The gravel drive was a mile long and so straight you could see headlights all the way from the county line. When the first flicker showed against the gathering dusk, I felt Rawley stiffen. He didn’t say a word, just set his jaw and squared his stance.
I sipped my coffee, tried to make a joke of it. “Pretty sure the pizza guy doesn’t deliver out here.”
He didn’t smile, but the tension bled off his shoulders when the car crested the hill and resolved into a sheriff’s cruiser, dust plume trailing like the world’s slowest comet. The sight of the car didn’t exactly bring comfort, but it no longer made my stomach cold.
It rolled up slow, engine popping as it idled at the end of the drive. Sheriff Calloway stepped out, his hat in hand, the lines on his face cut deeper than I remembered.
Rawley’s grip on the railing tightened, but he didn’t move. Old stand-off rules: let the visitor come to you.
The sheriff walked up the porch steps, boots echoing in the silent air. He stopped just shy of the door, gave me a half-smile, and nodded to Rawley.
“Evening,” he said, like it was a town council meeting and not the aftermath of a small war.
“Evening, Sheriff,” Rawley replied, voice civil but clipped.
I tucked the blanket tighter around my shoulders, unwilling to cede my spot on the porch. “You want a coffee? We’ve got—”
“No, thank you,” he said, almost too quick. He looked at Rawley again, then let his gaze soften when it landed on me. “Just came by to deliver some news.”
A shadow moved behind the kitchen curtains; Macon, watching but not wanting to be seen. I caught the glint of his glasses before the curtain swung shut. Some habits, like some wounds, never healed all the way.
Sheriff Calloway cleared his throat. “You’ll be glad to know the Hargrove case is closed. Victor’s in federal custody. No parole, no appeal. They’ll keep him until he’s dust.”

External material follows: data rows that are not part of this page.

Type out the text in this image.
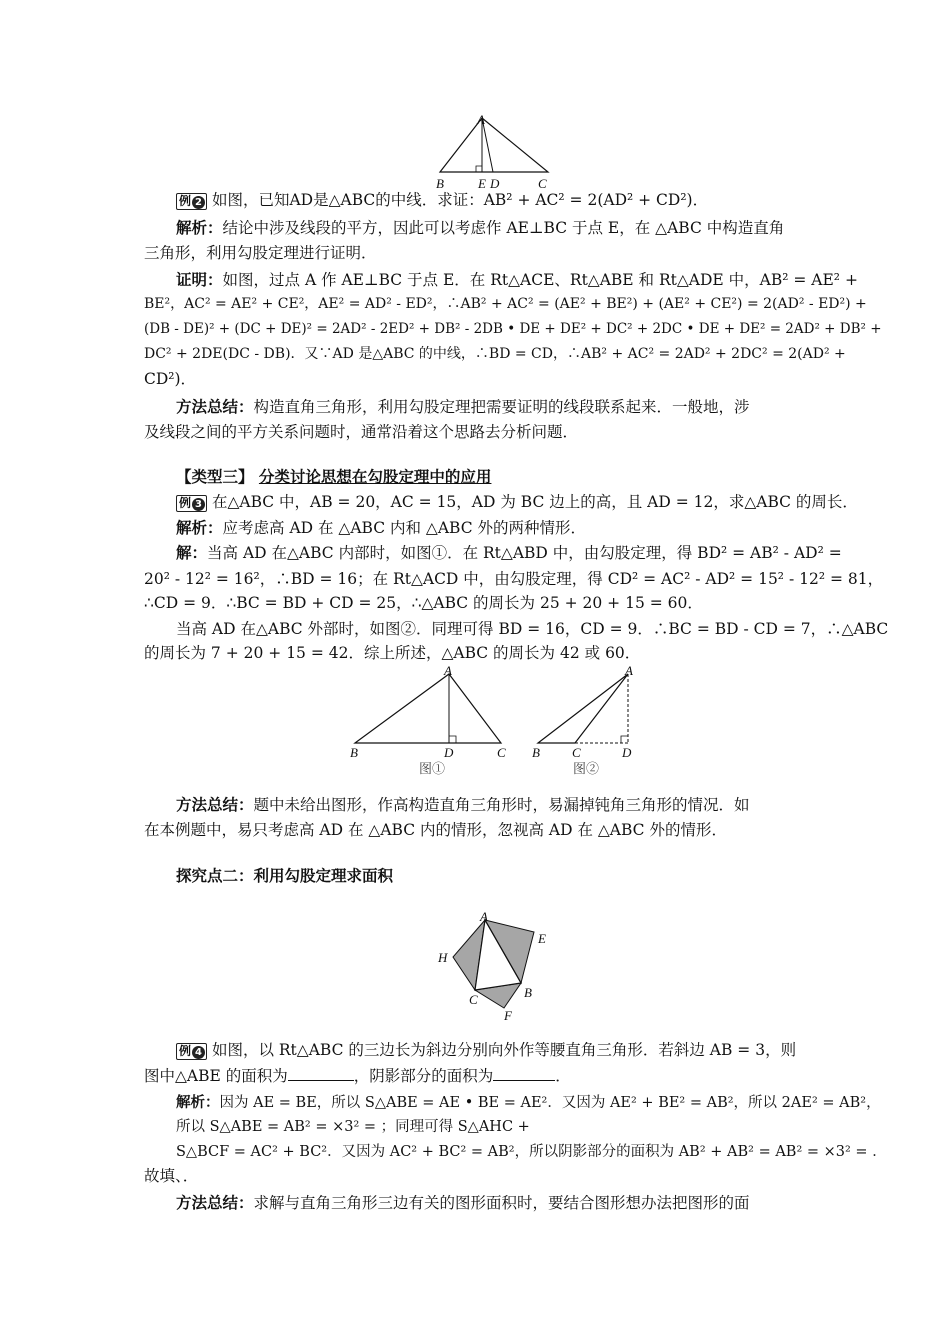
A
B	E D	C
例 2 如图，已知AD是△ABC的中线．求证：AB² + AC² = 2(AD² + CD²)．
解析：结论中涉及线段的平方，因此可以考虑作 AE⊥BC 于点 E，在 △ABC 中构造直角
三角形，利用勾股定理进行证明．
证明：如图，过点 A 作 AE⊥BC 于点 E．在 Rt△ACE、Rt△ABE 和 Rt△ADE 中，AB² = AE² +
BE²，AC² = AE² + CE²，AE² = AD² - ED²，∴AB² + AC² = (AE² + BE²) + (AE² + CE²) = 2(AD² - ED²) +
(DB - DE)² + (DC + DE)² = 2AD² - 2ED² + DB² - 2DB • DE + DE² + DC² + 2DC • DE + DE² = 2AD² + DB² +
DC² + 2DE(DC - DB)．又∵AD 是△ABC 的中线，∴BD = CD，∴AB² + AC² = 2AD² + 2DC² = 2(AD² +
CD²)．
方法总结：构造直角三角形，利用勾股定理把需要证明的线段联系起来．一般地，涉
及线段之间的平方关系问题时，通常沿着这个思路去分析问题．
【类型三】 分类讨论思想在勾股定理中的应用
例 3 在△ABC 中，AB = 20，AC = 15，AD 为 BC 边上的高，且 AD = 12，求△ABC 的周长．
解析：应考虑高 AD 在 △ABC 内和 △ABC 外的两种情形．
解：当高 AD 在△ABC 内部时，如图①．在 Rt△ABD 中，由勾股定理，得 BD² = AB² - AD² =
20² - 12² = 16²，∴BD = 16；在 Rt△ACD 中，由勾股定理，得 CD² = AC² - AD² = 15² - 12² = 81，
∴CD = 9．∴BC = BD + CD = 25，∴△ABC 的周长为 25 + 20 + 15 = 60．
当高 AD 在△ABC 外部时，如图②．同理可得 BD = 16，CD = 9．∴BC = BD - CD = 7，∴△ABC
的周长为 7 + 20 + 15 = 42．综上所述，△ABC 的周长为 42 或 60．
A
B	D	C
图①
A
B C	D
图②
方法总结：题中未给出图形，作高构造直角三角形时，易漏掉钝角三角形的情况．如
在本例题中，易只考虑高 AD 在 △ABC 内的情形，忽视高 AD 在 △ABC 外的情形．
探究点二：利用勾股定理求面积
A
E
H
B
C
F
例 4 如图，以 Rt△ABC 的三边长为斜边分别向外作等腰直角三角形．若斜边 AB = 3，则
图中△ABE 的面积为	，阴影部分的面积为	．
解析：因为 AE = BE，所以 S△ABE = AE • BE = AE²．又因为 AE² + BE² = AB²，所以 2AE² = AB²，
所以 S△ABE = AB² = ×3² = ；同理可得 S△AHC +
S△BCF = AC² + BC²．又因为 AC² + BC² = AB²，所以阴影部分的面积为 AB² + AB² = AB² = ×3² = ．
故填、．
方法总结：求解与直角三角形三边有关的图形面积时，要结合图形想办法把图形的面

Rawley nodded once, but his jaw worked as if he was grinding through a mouthful of nails.
The sheriff shifted his hat to his other hand. “Melissa Hargrove—she filed for divorce, sold everything, took the payout and ran. Folks say she’s in Boca, buying up art and lawyers.”
I exhaled, the sound louder than I meant. “So it’s… over? Really over?”
The sheriff looked at me, and there was something almost like pride in his eyes. “Black Butte Ranch is safe. The only folks who’d ever want to take it from you are already here.” He glanced at the house, at the glow of kitchen lights, at the faint outline of Burke smoking on the upstairs landing.